Foreign feature production was the lowest since tracking of Australian expenditure began in 1994-95, according to the AFC report released Thursday. The four foreign titles produced in 2005-06 were worth just AUS$23 million ($17 million) in Australian expenditure, compared with a five-year average of AUS$172 million ($132 million) and unlike the previous year when "Superman Returns," among others, tipped AUS$243 million ($187 million) into the local sector.
Foreign features produced last year included World Wrestling Entertainment's "The Condemned," "July Breeze" from India, "Under the Open Sky" from Pakistan and Japanese feature "Moyuru Toki: The Excellent Company."
AFC acting chief executive Chris Fitchett said the contraction in foreign feature activity "is of concern."
"For almost a decade, production activity in Australia has been boosted by high-budget foreign features shooting here, and their decline in this year's slate has been keenly felt by the industry," he said. "This again highlights the importance of bolstering local production to provide the solid foundation required for a sustainable industry."
On a brighter note for the local sector, Australian feature film production increased year on year. Twenty-five Australian features were produced in 2005-06, up from 22 the previous year, with budgets totaling AUS$98 million ($75 million), up from AUS$66 million ($50 million) the previous year and on par with the five-year average of AUS$96 million ($74 million). In addition, three features were made as official co-productions, with AUS$13 million ($10 million) spent in Australia.
Thirty-four TV dramas totaling 623 hours were made, with production expenditure rising to AUS$228 million ($176 million), up from AUS$206 million ($158 million) the previous year. The number of hours of adult TV series produced fell, but this was offset by an increase in Australian telefilms, children's production and co-productions. No adult drama series were produced by national broadcaster ABC during the year, but foreign TV drama production accounted for AUS$26 million ($20 million) of expenditure.
The report also provided more impetus to the industry's lobbying for changes to government plans to entice more private investment to the sector. Australian private finance for production was just 7% of total budgets in 2005-06.

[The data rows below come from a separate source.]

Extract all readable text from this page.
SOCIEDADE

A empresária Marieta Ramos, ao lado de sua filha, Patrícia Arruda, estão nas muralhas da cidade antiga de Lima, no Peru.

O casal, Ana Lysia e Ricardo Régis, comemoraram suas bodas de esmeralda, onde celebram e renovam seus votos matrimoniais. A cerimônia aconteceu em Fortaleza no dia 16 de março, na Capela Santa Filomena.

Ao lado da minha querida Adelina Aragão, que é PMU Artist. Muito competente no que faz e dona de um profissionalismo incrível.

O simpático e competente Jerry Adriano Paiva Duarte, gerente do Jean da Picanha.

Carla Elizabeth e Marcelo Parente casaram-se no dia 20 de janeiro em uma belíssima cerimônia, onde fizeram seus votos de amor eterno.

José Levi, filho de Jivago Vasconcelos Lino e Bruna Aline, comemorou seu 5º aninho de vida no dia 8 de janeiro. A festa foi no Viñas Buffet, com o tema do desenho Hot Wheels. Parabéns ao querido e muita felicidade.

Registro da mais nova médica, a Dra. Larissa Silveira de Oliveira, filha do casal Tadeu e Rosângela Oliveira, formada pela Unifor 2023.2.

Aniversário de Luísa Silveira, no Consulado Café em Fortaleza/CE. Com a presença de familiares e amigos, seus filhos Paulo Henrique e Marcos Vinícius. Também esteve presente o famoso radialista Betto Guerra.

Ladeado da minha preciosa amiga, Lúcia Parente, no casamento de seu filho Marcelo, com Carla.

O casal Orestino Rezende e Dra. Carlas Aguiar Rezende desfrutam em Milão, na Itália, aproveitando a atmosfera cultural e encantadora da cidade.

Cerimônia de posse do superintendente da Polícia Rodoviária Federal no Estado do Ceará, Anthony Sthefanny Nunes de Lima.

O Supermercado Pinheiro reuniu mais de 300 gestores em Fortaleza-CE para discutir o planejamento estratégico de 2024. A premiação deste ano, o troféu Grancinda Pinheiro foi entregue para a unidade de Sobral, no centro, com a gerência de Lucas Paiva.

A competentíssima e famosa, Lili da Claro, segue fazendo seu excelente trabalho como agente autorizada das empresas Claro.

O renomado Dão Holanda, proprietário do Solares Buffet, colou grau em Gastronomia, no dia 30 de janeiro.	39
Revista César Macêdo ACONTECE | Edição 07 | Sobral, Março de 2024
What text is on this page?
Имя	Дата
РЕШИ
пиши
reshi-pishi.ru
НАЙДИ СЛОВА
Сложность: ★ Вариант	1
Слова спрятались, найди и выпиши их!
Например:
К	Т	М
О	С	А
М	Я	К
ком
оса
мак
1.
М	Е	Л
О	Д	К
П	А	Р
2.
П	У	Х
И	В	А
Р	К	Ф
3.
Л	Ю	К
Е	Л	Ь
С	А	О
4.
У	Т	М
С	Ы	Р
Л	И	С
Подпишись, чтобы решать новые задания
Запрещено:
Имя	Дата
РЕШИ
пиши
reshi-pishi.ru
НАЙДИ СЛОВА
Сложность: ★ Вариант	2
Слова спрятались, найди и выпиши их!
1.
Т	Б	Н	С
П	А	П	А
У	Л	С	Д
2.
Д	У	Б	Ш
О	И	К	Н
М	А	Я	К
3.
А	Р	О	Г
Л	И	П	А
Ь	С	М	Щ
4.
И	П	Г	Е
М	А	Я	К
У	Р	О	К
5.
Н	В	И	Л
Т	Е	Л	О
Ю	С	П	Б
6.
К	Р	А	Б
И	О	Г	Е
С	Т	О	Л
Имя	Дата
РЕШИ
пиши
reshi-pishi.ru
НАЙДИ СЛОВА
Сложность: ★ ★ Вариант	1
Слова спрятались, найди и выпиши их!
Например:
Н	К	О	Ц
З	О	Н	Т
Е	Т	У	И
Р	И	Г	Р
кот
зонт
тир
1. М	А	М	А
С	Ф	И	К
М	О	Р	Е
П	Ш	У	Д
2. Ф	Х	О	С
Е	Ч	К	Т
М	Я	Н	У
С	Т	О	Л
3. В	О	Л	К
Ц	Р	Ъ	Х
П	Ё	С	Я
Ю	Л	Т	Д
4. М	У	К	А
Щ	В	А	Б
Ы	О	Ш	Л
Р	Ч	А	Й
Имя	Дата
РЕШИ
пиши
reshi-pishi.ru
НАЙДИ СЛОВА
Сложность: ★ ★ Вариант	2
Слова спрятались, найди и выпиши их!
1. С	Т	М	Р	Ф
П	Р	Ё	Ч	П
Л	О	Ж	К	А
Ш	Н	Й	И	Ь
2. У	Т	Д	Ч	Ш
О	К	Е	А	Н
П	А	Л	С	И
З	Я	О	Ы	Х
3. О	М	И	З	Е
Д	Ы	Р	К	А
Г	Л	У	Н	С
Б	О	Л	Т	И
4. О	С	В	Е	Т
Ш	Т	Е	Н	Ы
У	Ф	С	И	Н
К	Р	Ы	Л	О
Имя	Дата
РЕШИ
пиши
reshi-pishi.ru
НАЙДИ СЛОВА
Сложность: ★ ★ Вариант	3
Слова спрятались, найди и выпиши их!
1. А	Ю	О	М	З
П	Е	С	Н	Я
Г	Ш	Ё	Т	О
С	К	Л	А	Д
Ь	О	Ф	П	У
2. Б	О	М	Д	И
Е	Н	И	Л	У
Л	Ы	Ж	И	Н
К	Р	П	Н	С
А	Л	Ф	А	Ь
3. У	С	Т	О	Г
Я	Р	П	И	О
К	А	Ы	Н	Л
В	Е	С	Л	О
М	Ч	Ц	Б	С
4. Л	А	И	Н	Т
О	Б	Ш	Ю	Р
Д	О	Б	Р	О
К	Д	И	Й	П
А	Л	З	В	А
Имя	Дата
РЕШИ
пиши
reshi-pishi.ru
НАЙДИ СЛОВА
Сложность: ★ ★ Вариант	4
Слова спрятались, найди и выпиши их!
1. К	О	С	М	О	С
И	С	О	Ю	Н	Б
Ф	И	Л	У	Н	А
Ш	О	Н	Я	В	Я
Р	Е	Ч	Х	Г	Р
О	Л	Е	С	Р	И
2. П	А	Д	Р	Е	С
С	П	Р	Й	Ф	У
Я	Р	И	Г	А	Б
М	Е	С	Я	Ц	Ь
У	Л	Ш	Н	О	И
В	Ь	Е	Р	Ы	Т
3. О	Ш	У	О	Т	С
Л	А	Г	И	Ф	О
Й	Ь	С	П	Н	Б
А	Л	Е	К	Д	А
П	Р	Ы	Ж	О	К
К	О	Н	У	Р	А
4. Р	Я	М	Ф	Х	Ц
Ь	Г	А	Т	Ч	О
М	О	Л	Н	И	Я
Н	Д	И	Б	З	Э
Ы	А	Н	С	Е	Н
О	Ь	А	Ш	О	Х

Australian government agencies, including the Film Finance Corp., contributed 42% of financing for features in 2005-06, while the industry itself tipped in 16%, foreign sources accounted for 36% and private investors 7%.
Broadcasters, production companies and distributors financed 54% of the TV drama slate, while foreign investors contributed 22%, government sources 18% and private investors 6%, the report said.
"The return to stronger levels of Australian feature production is good news," Fitchett said. "We are starting to see the effects of the federal government's injection of extra funds into the FFC in response to the downturn of production activity in 2002-03."
However, "increasing the amount of private finance is essential for a more sustainable industry, and we welcome the close attention the federal government is giving to this issue in the current review," he added.